Miró, a friend of poets and himself a poet – perhaps this is the essential characteristic of all his work – began to represent words in paintings, although it was not until 1936 when, the curators of the exhibition suggest, encouraged by Picasso’s experience, he began to write long texts. He did it in French. Picasso, in Spanish and French, had begun a year earlier, at the age of 54, when, plunged into a personal and creative crisis, he “gave up painting and began to write to free himself from private torments”, as Pichot testified. In the museum on Carrer Montcada there is a room dedicated to Alfred Jarry, a preamble to the future exhibition that will show the fascination they both felt for the character of Ubú.

Picasso looked at the world while Miró extracted enigmatic forms from the depths of his mind, but both invented their own revolutionary way of painting. They shared friends, irony and eroticism, more fleshy and truculent in Picasso, but absolutely present in the lascivious Miró of, for example, La Ballerina española from 1928, in which he directs his gaze towards the triangular pubis, where he incorporates a label in which reads “trou ici” (hole here) and which, according to the curators, has a lot to do with Picasso’s 1913 collage Au bon marché, a still life on a table that collapses on a naked woman, the orifice of the which he indicates with a “trou ici”.

In one of the most exciting chapters of the exhibition we see the artists of recent years. Picasso, 90, presented 400 pieces, all made recently, in two exhibitions at the Palau dels Papes in Avinyó. Miró, 81, also wanted to spend the last hour in the retrospective that the Grand Palais dedicated to him in 1974. Picasso appeared vigorous and energetic, embarking on a fierce race against time: perhaps to exorcise panic in the face of the inexorable, given body and soul to creation, between naked women and couples of lovers. Miró, revolutionary, wanted to show that the dream of his youth to kill painting still lived in him.

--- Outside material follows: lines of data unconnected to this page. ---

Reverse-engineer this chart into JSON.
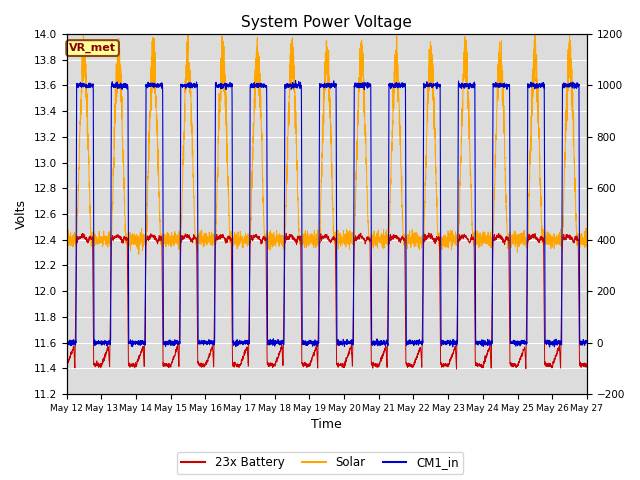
{
  "title": "System Power Voltage",
  "xlabel": "Time",
  "ylabel_left": "Volts",
  "ylim_left": [
    11.2,
    14.0
  ],
  "ylim_right": [
    -200,
    1200
  ],
  "bg_color": "#dcdcdc",
  "plot_bg_color": "#dcdcdc",
  "grid_color": "#c0c0c0",
  "battery_color": "#cc0000",
  "solar_color": "#ffa500",
  "cm1_color": "#0000cc",
  "legend_labels": [
    "23x Battery",
    "Solar",
    "CM1_in"
  ],
  "annotation_text": "VR_met",
  "annotation_bg": "#ffff99",
  "annotation_border": "#8b4513",
  "x_tick_labels": [
    "May 12",
    "May 13",
    "May 14",
    "May 15",
    "May 16",
    "May 17",
    "May 18",
    "May 19",
    "May 20",
    "May 21",
    "May 22",
    "May 23",
    "May 24",
    "May 25",
    "May 26",
    "May 27"
  ],
  "yticks_left": [
    11.2,
    11.4,
    11.6,
    11.8,
    12.0,
    12.2,
    12.4,
    12.6,
    12.8,
    13.0,
    13.2,
    13.4,
    13.6,
    13.8,
    14.0
  ],
  "yticks_right": [
    -200,
    0,
    200,
    400,
    600,
    800,
    1000,
    1200
  ],
  "n_days": 15,
  "hours_per_day": 24
}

Ceramics, the monumental public projects in which they participated (Paris, Chicago, Barcelona), the way in which they followed similar strategies to ensure immortality through donations to museums they believed relevant or by creating their own in Barcelona are other aspects that gradually declined through a route whose simple existence, thanks to the complicity of the two directors, Emmanuel Guigon and Marko Daniel, should be cause for celebration. The exhibition, which has had the sponsorship of Telefónica and the BBVA Foundation (the latter in the Miró part), can be visited until February 25 and deserves to be queued up. One last surprise: the Homage to Picasso with which Miró had illustrated the cover of La Vanguardia on the occasion of the 90th birthday of the Malaga artist is being exhibited in public for the first time. The image of a playboy with a disorbiting eye on which Miró superimposed the calligraphy of both as a symbol of friendship. And he is not the only one. There is also Dona, ocell, estel (Homage to Pablo Picasso), which Miró began in 1966 and finished on the day he died, in 1973.